Do ultimo assalto dos revolucionarios ao edificio dos telegraphos, foi victima o telegraphista Lino Ricci, de 22 annos de edade, solteiro, brasileiro, o qual recebeu no posto da Assistencia os socorros de que necessitava, para as graves queimaduras de polvora que havia recebido no rosto
.

Feridos

Foram medicados no Posto da Assistencia um menino, alumno do Gymnasio Coração de Jesus e uma senhora de edade. O primeiro tem o nome de Arnaldo Peters Barreto e residente em Conchas; tem fracturas da clavicula e braço direitos. Não foi possivel obter o nome da senhora ferida.

Metralhadoras aprehendidas

Por occasião do assalto dos revoltosos ao Palacio dos Campos Elyseos, a guarda daquelle predio, commandada pelo major Marcilio Franco, chefe da Casa Militar da presidencia, offereceu tenaz resistencia aos revolucionarios, conseguindo apprehender duas metralhadoras, que foram recolhidas ao jardim do palacio.

Nas repartições e nas escolas

As repartições publicas, tanto federaes como estaduaes e municipaes, não funccionaram.

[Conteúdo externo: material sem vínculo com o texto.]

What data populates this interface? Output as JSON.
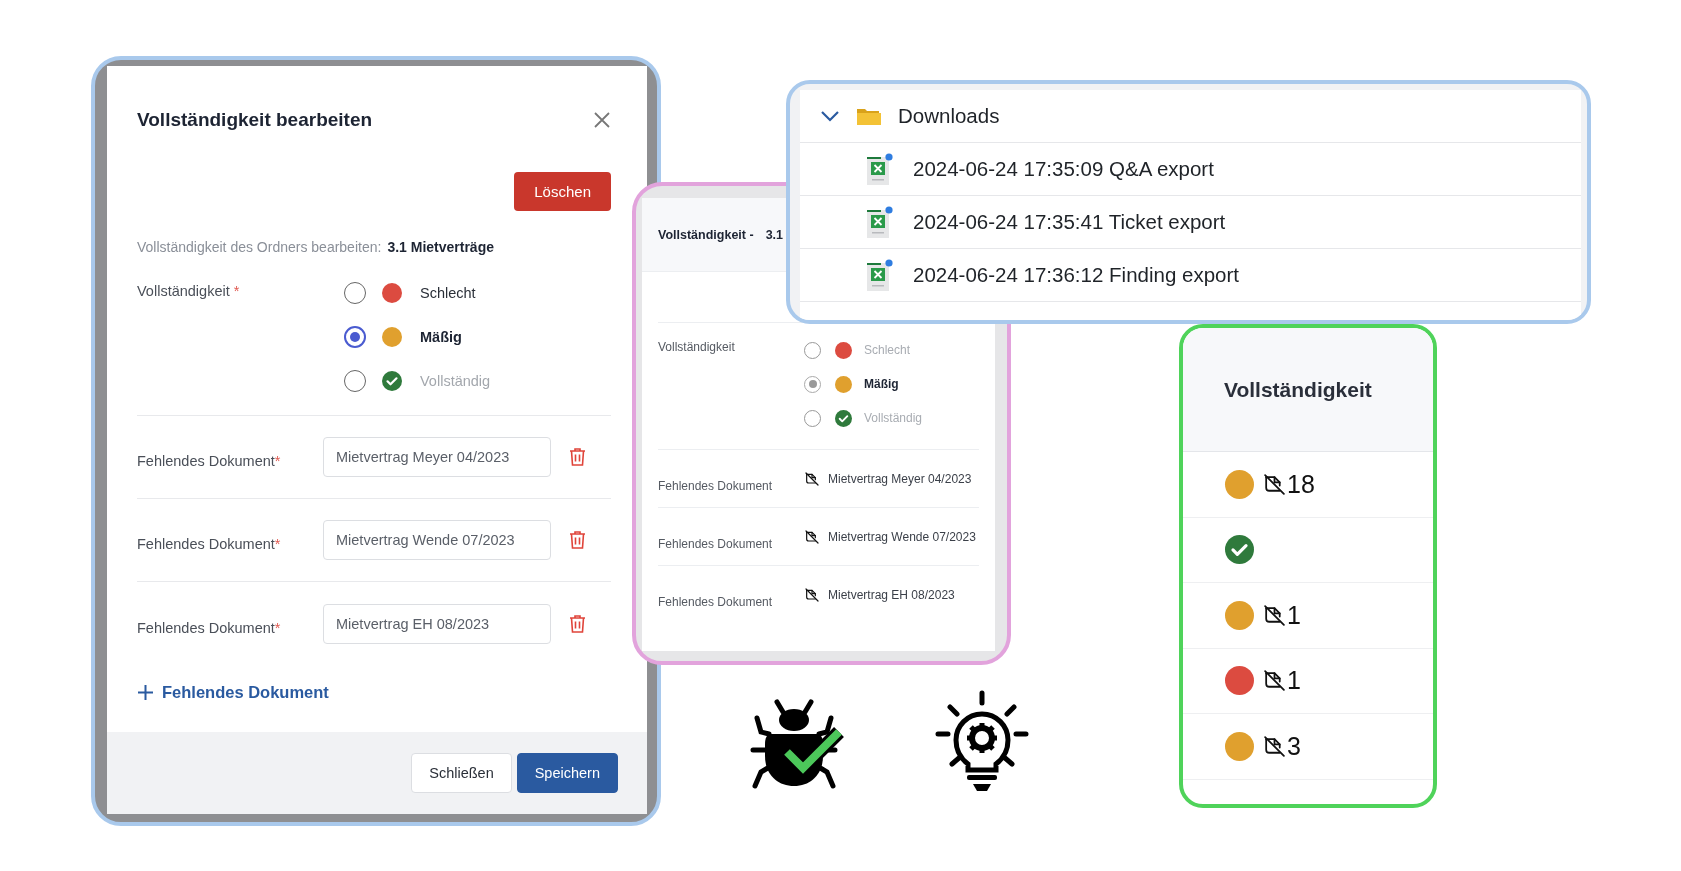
{
  "edit_dialog": {
    "title": "Vollständigkeit bearbeiten",
    "delete_button": "Löschen",
    "folder_label": "Vollständigkeit des Ordners bearbeiten:",
    "folder_name": "3.1 Mietverträge",
    "completeness_label": "Vollständigkeit",
    "required_mark": "*",
    "options": [
      {
        "label": "Schlecht",
        "kind": "dot",
        "color": "#dc4b40",
        "selected": false,
        "disabled": false
      },
      {
        "label": "Mäßig",
        "kind": "dot",
        "color": "#e0a02e",
        "selected": true,
        "disabled": false
      },
      {
        "label": "Vollständig",
        "kind": "check",
        "color": "#2f7a3c",
        "selected": false,
        "disabled": true
      }
    ],
    "missing_documents": [
      {
        "label": "Fehlendes Dokument",
        "required_mark": "*",
        "value": "Mietvertrag Meyer 04/2023"
      },
      {
        "label": "Fehlendes Dokument",
        "required_mark": "*",
        "value": "Mietvertrag Wende 07/2023"
      },
      {
        "label": "Fehlendes Dokument",
        "required_mark": "*",
        "value": "Mietvertrag EH 08/2023"
      }
    ],
    "add_link": "Fehlendes Dokument",
    "buttons": [
      {
        "label": "Schließen",
        "kind": "secondary"
      },
      {
        "label": "Speichern",
        "kind": "primary"
      }
    ]
  },
  "completeness_view": {
    "title": "Vollständigkeit -",
    "folder_name": "3.1",
    "completeness_label": "Vollständigkeit",
    "options": [
      {
        "label": "Schlecht",
        "kind": "dot",
        "color": "#dc4b40",
        "selected": false
      },
      {
        "label": "Mäßig",
        "kind": "dot",
        "color": "#e0a02e",
        "selected": true
      },
      {
        "label": "Vollständig",
        "kind": "check",
        "color": "#2f7a3c",
        "selected": false
      }
    ],
    "missing_documents": [
      {
        "label": "Fehlendes Dokument",
        "value": "Mietvertrag Meyer 04/2023"
      },
      {
        "label": "Fehlendes Dokument",
        "value": "Mietvertrag Wende 07/2023"
      },
      {
        "label": "Fehlendes Dokument",
        "value": "Mietvertrag EH 08/2023"
      }
    ]
  },
  "downloads": {
    "folder": {
      "label": "Downloads",
      "expanded": true
    },
    "files": [
      {
        "name": "2024-06-24 17:35:09 Q&A export"
      },
      {
        "name": "2024-06-24 17:35:41 Ticket export"
      },
      {
        "name": "2024-06-24 17:36:12 Finding export"
      }
    ]
  },
  "completeness_column": {
    "header": "Vollständigkeit",
    "rows": [
      {
        "kind": "dot",
        "color": "#e0a02e",
        "count": "18"
      },
      {
        "kind": "check",
        "color": "#2f7a3c"
      },
      {
        "kind": "dot",
        "color": "#e0a02e",
        "count": "1"
      },
      {
        "kind": "dot",
        "color": "#dc4b40",
        "count": "1"
      },
      {
        "kind": "dot",
        "color": "#e0a02e",
        "count": "3"
      }
    ]
  }
}
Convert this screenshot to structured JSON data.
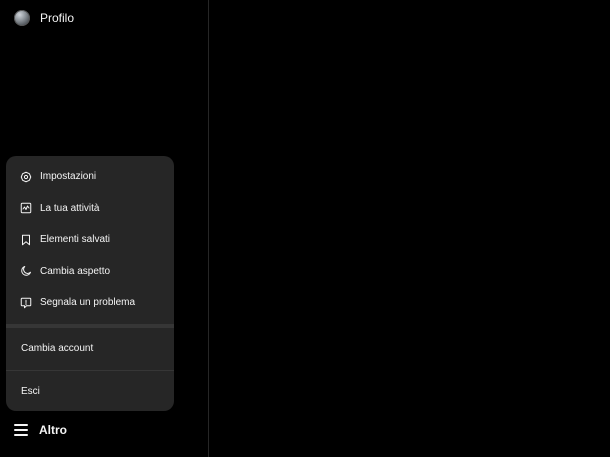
{
  "sidebar": {
    "profile": {
      "label": "Profilo",
      "icon": "avatar"
    },
    "more": {
      "label": "Altro",
      "icon": "hamburger-icon"
    }
  },
  "menu": {
    "items": [
      {
        "label": "Impostazioni",
        "icon": "settings-icon"
      },
      {
        "label": "La tua attività",
        "icon": "activity-icon"
      },
      {
        "label": "Elementi salvati",
        "icon": "bookmark-icon"
      },
      {
        "label": "Cambia aspetto",
        "icon": "moon-icon"
      },
      {
        "label": "Segnala un problema",
        "icon": "report-icon"
      }
    ],
    "switch_account": "Cambia account",
    "logout": "Esci"
  },
  "colors": {
    "background": "#000000",
    "menu_background": "#262626",
    "separator": "#363636",
    "text": "#f5f5f5"
  }
}
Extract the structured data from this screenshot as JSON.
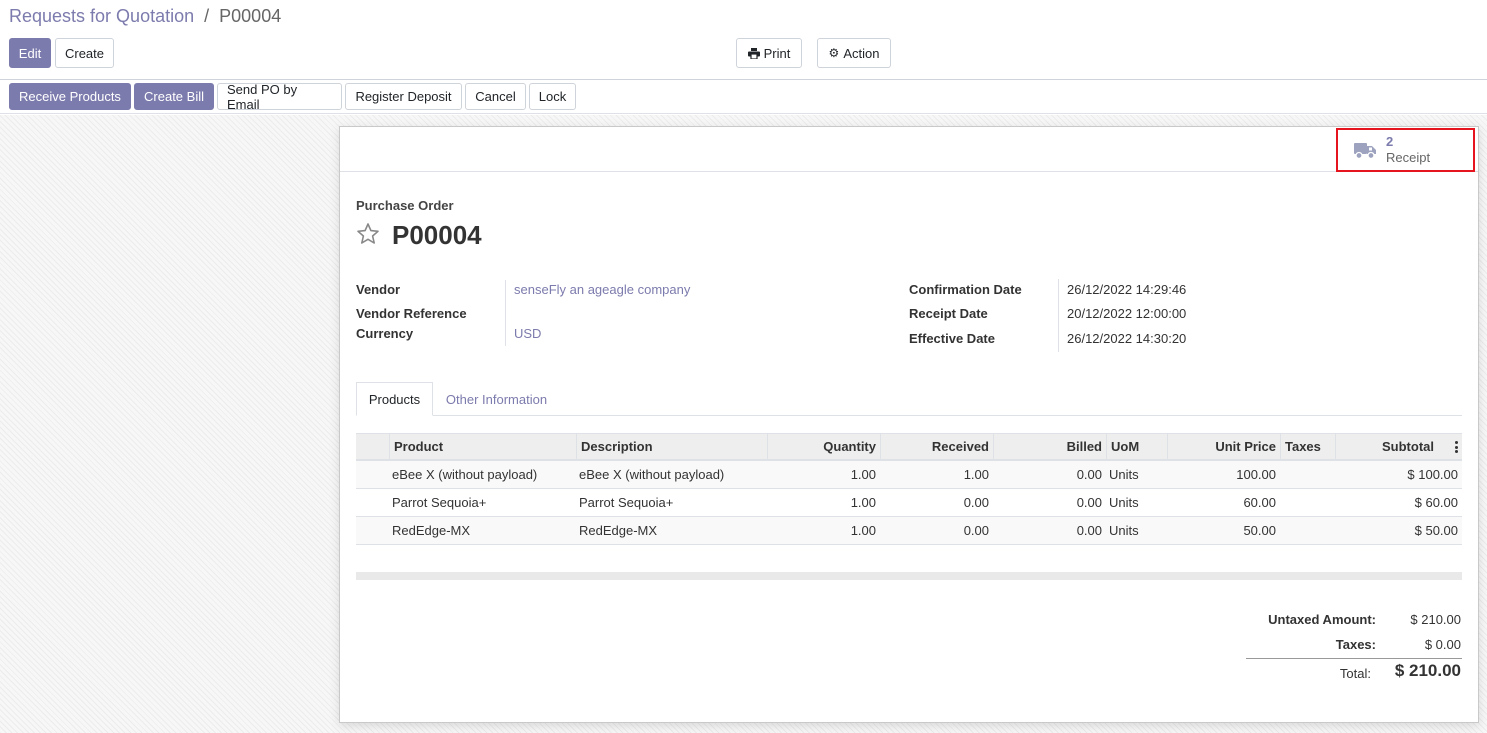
{
  "breadcrumb": {
    "parent": "Requests for Quotation",
    "separator": "/",
    "current": "P00004"
  },
  "toolbar": {
    "edit": "Edit",
    "create": "Create",
    "print": "Print",
    "action": "Action"
  },
  "statusbar": {
    "receive_products": "Receive Products",
    "create_bill": "Create Bill",
    "send_po": "Send PO by Email",
    "register_deposit": "Register Deposit",
    "cancel": "Cancel",
    "lock": "Lock"
  },
  "smart_button": {
    "value": "2",
    "label": "Receipt",
    "icon": "truck-icon"
  },
  "form": {
    "doc_type": "Purchase Order",
    "name": "P00004",
    "left_fields": [
      {
        "label": "Vendor",
        "value": "senseFly an ageagle company"
      },
      {
        "label": "Vendor Reference",
        "value": ""
      },
      {
        "label": "Currency",
        "value": "USD"
      }
    ],
    "right_fields": [
      {
        "label": "Confirmation Date",
        "value": "26/12/2022 14:29:46"
      },
      {
        "label": "Receipt Date",
        "value": "20/12/2022 12:00:00"
      },
      {
        "label": "Effective Date",
        "value": "26/12/2022 14:30:20"
      }
    ]
  },
  "tabs": [
    {
      "label": "Products"
    },
    {
      "label": "Other Information"
    }
  ],
  "table": {
    "columns": [
      "Product",
      "Description",
      "Quantity",
      "Received",
      "Billed",
      "UoM",
      "Unit Price",
      "Taxes",
      "Subtotal"
    ],
    "rows": [
      {
        "product": "eBee X (without payload)",
        "description": "eBee X (without payload)",
        "quantity": "1.00",
        "received": "1.00",
        "billed": "0.00",
        "uom": "Units",
        "unit_price": "100.00",
        "taxes": "",
        "subtotal": "$ 100.00"
      },
      {
        "product": "Parrot Sequoia+",
        "description": "Parrot Sequoia+",
        "quantity": "1.00",
        "received": "0.00",
        "billed": "0.00",
        "uom": "Units",
        "unit_price": "60.00",
        "taxes": "",
        "subtotal": "$ 60.00"
      },
      {
        "product": "RedEdge-MX",
        "description": "RedEdge-MX",
        "quantity": "1.00",
        "received": "0.00",
        "billed": "0.00",
        "uom": "Units",
        "unit_price": "50.00",
        "taxes": "",
        "subtotal": "$ 50.00"
      }
    ]
  },
  "totals": {
    "untaxed_label": "Untaxed Amount:",
    "untaxed_value": "$ 210.00",
    "taxes_label": "Taxes:",
    "taxes_value": "$ 0.00",
    "total_label": "Total:",
    "total_value": "$ 210.00"
  },
  "colors": {
    "brand": "#7c7bad",
    "highlight": "#e6141f"
  }
}
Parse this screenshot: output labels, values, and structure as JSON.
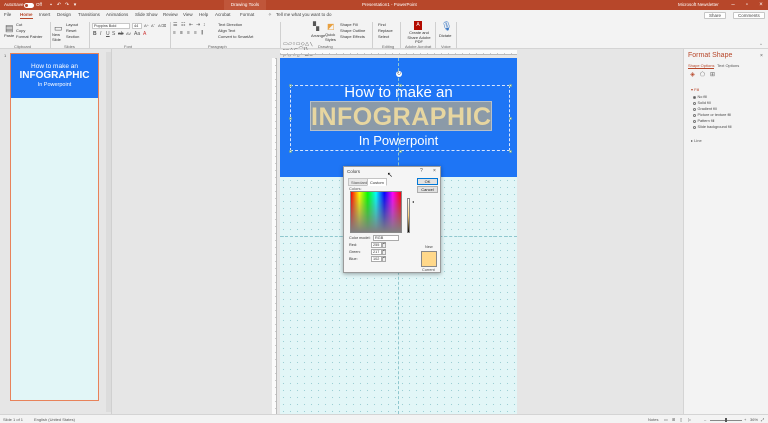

Houve apenas expediente nas casas de justiça. Nos grupos escolares, as aulas foram suspensas antes do meio dia.

Entrevista com o General Isidoro

No quartel do 1º batalhão da Força Publica está installado o Quartel General das forças revolucionarias, sob o comando do general reformado Isidoro Lopes. Um dos nossos companheiros, conseguindo ingresso naquelle quartel, teve occasião de palestrar ligeiramente com o general Isidoro e trocar com elle algumas impressões sobre o levante das forças. O general declarou então que o rompimento das forças do exercito tem por fim acautelar os interesses geraes espesinhados pelo que se acham á frente do governo da Republica. O movimento — accrescentou o entrevistado — tem as suas ramificações distribuidas por varios Estados do Brasil. Assim, sabido é que a guarnições de Mato Grosso, Santa Catharina, Paraná, Rio Grande do Sul e Rio de Janeiro, se acham todas envolvidas no movimento, maduramente preconcebido pelos revolucionarios.